May 6, 2024
‘Wind phone’ nestled in Niagara forest helps grieving people speak to those they lost | CBC News

‘Wind phone’ nestled in Niagara forest helps grieving people speak to those they lost | CBC News

Linda-Rose Krasnor volunteers with grieving kids, through Hospice Niagara. She often takes her bereavement support groups into nature, where she finds people can feel more comfortable opening up about how they’re feeling. 

As of this week, she has a new spot to bring her young charges to — a spacious grove in the woods at Ball’s Falls Conservation Area where you can find a special phone to call deceased loved ones, tucked up beside the base of the Niagara Escarpment and some massive boulders.

Known as a “wind phone,” the old-school handset is mounted on a stand amid the trees, not far from the Twenty Mile Creek. It’s intended to be a place for grieving people to feel connection with their deceased loved ones, and is part of a worldwide movement that began in Japan in 2010.

Krasnor, a developmental psychologist before she retired, thinks the phone will be a vector for the preteen-aged kids in her current group to feel connected with the people they lost.

A person with chin-length hair and glasses smiles at the camera while standing in the woods.
Linda-Rose Krasnor volunteers with grieving kids, through Hospice Niagara, and is looking forward to bringing her group members to see the new wind phone. (Saira Peesker/CBC)

“I think there’s a sense of needing to say things and wanting to communicate, and still feeling a connection, and wanting a relationship, that kids are going to appreciate,” she said Wednesday, as the wind phone was revealed at an event at the Lincoln, Ont. conservation area. It’s a shared project of Hospice Niagara and the Niagara Peninsula Conservation Authority. 

Krasnor acknowledged, however, that some kids may have never seen a phone of this variety, with a handset and a dial: “I may have to do a demonstration.”

‘Connected to nowhere’

Sasaki Itaru created the first “phone of the wind” in northeastern Japan, while he was grieving his cousin’s death from cancer.

“The ‘Phone of the Wind’ is connected to nowhere, however talking to lost loved ones via the phone makes people feeling to be connected with their lost loved ones,” states the website for the original wind phone.

“The feeling of being connected with loved ones is an imagination created by the people’s broken heart, however, this imagination provides those people a hope to live.”

A push-button phone, mounted to a dark walnut cabinet that resembles a pay phone, attached to a cedar tree in a wooded area.
A wind phone was erected in New Maryland, N.B., earlier this year. (Tim Scammell)

It says the phone helps people communicate things they wish they had said while the person was alive. 

There are now more than 100 wind phones around the world, with particular concentrations of them in Europe and North America. The Ball’s Falls installation marks the first one in Niagara, with the nearest others in Ontario located in Mississauga, Port Franks and Lindsay. There are also several Wind Phones in New York State.

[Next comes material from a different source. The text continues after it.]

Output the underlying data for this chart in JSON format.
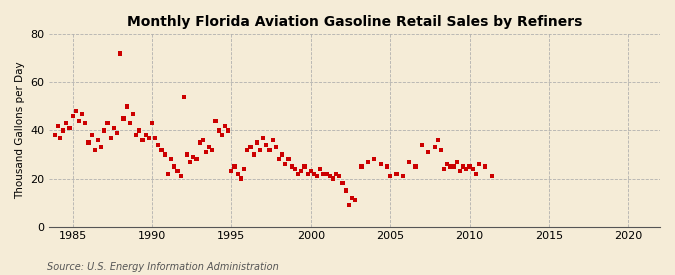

People ‘didn’t have a chance to say goodbye’ during pandemic

Melissa Penner, Hospice Niagara’s bereavement specialist, says she’ll use the region’s new wind phone to speak with her mom and her mother-in-law, who both died within a short time of each other. She envisions some people treating the wind phone like a grave site, particularly those for whom travelling to their loved ones’ resting places is onerous or impossible.

She adds that many people who lost someone during the pandemic didn’t get a chance for closure, and says this could help.

A man holds a rotary phone receiver in his hands in the woods on a snowy day.
John Riley set up a wind phone in Digby, N.S. (Robert Short/CBC)

“A lot of people during the pandemic didn’t have a chance to say goodbye or have a funeral, or their loved one died suddenly, so they may not have the opportunity to say goodbye,” Penner said Wednesday, noting it could also be a place to share new developments with people who have died. “Some people maybe have graduated, or got married or whatever – the joyful moments of, ‘Hey, I wish you would have been here. You wouldn’t believe what whoever did.'”

She says the private nature of the wind phone, perched at a beautiful spot in the woods, may appeal to people who are grieving but not comfortable seeking help.

“I hear often, ‘Oh I’m fine,’ but they’re not fine – they’re just not ready for a support group,” she said. “If people feel like that, this phone is a spot where maybe they can share the thoughts and feelings that are on their hearts, if they need a space to release that.”